[Feature request] DHCPv6 protocol

Ondrej Zajicek santiago at crfreenet.org
Sun Apr 2 12:31:24 CEST 2017


On Sat, Apr 01, 2017 at 01:08:31PM +0200, Martin Huněk wrote:
> Hello,
> 
> When I was recently in CZ.NIC and I've asked for this feature (DHCPv6 protocol 
> support in bird), I've been told that I should try to make my case on this 
> list. So:
> 
...
> 
> Short list of reasons:
> - No reliable implementation of DHCPv6-PD with routing on Linux
> - Competitive advantage over Quagga (especially in small networks)
> - Makes sense to routing daemon to handle routing of a delegated prefix
> - Less software needed on router just ip6tables and bird for whole IPv6

Hello

I agree that there is no reliable implementation of DHCPv6-PD, AFAIK.
It is a shame considering that it is more than ten years old standard
and is crucial for IPv6 deployment.

Implementing full DHCPv6 server in BIRD is out of the question.
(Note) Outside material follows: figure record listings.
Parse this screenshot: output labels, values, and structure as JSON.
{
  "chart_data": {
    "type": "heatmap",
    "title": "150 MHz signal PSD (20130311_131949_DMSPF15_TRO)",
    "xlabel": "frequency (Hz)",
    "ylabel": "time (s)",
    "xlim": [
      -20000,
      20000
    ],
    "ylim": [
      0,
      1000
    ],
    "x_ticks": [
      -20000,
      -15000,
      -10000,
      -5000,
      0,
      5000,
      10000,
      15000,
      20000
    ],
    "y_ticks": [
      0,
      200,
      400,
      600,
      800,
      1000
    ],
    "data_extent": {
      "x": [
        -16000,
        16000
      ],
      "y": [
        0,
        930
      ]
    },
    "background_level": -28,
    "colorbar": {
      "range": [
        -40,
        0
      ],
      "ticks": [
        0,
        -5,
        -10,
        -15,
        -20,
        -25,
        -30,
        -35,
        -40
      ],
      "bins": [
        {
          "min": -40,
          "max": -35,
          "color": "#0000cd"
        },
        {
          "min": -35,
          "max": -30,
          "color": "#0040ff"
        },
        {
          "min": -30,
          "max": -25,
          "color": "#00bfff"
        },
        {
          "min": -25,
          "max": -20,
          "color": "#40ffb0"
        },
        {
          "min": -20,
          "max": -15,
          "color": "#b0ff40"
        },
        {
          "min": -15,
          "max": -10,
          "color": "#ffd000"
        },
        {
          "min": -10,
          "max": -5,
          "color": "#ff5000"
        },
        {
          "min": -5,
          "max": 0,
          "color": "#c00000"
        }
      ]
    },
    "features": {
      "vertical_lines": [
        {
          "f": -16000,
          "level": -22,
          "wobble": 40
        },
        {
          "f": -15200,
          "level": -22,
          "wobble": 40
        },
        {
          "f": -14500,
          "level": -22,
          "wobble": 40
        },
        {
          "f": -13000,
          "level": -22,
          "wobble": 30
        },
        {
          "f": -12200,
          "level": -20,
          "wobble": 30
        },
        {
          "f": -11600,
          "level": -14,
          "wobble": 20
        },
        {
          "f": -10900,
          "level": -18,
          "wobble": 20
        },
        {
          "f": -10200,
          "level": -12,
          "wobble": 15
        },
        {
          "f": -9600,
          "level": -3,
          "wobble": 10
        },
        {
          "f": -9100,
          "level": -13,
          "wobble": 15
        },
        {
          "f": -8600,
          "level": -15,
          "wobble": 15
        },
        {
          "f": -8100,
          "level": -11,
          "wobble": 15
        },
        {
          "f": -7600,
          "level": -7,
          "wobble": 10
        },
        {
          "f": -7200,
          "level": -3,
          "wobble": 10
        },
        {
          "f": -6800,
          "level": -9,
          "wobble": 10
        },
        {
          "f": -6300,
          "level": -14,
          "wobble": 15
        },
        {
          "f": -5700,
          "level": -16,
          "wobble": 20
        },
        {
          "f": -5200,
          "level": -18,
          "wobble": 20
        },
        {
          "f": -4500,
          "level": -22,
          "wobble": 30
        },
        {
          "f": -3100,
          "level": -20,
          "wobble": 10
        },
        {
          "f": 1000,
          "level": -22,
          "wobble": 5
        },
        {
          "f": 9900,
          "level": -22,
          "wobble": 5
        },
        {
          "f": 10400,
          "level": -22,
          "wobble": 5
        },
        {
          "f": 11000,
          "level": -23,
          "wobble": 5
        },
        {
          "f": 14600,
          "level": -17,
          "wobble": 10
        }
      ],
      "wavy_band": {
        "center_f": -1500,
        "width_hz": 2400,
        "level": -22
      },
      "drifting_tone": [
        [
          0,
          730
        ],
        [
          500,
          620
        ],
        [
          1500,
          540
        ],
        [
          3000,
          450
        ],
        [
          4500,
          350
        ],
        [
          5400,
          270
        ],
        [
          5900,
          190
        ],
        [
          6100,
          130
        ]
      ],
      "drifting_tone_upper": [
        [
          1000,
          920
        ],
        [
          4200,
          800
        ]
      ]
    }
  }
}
OTOH,
just DHCPv6 relay seems like very simple thing to implement. It just
relays DHCP messages between downstream and upstream and snoops on prefix
delegations to generate appropriate routes. This approach is used by
several routers / L3 switch vendors, but i see one possible problem: When
a DHCPv6 relay is restarted, it does not have a reliable way to learn
which leases were delegated through it in the past and are still valid.
There are extensions RFC 5007 (DHCPv6 Leasequery) and RFC 5460 (DHCPv6
Bulk Leasequery), which would solve that problem, but AFAIK both ISC and
Kea do not support it.


I see two possible approaches for reliable DHCPv6-DP:

1) Implement DHCPv6 relay in BIRD and somehow workaround the restart
issue. Even if relay is not necessary (when DHCPv6 servers are running
directly on PE routers), it should be possible to run both relay and
server on the same machine.

2) Implement some local, out-of-band mechanism to learn leases from
DHCPv6 server and use it to generate routes in BIRD. When relays are used
(DHCPv6 server is separate from PE routers), then BIRD on DHCPv6 server
could propagate routes to BIRDs on PE routers by e.g. BGP.

-- 
Elen sila lumenn' omentielvo

Ondrej 'Santiago' Zajicek (email: santiago at crfreenet.org)
OpenPGP encrypted e-mails preferred (KeyID 0x11DEADC3, wwwkeys.pgp.net)
"To err is human -- to blame it on a computer is even more so."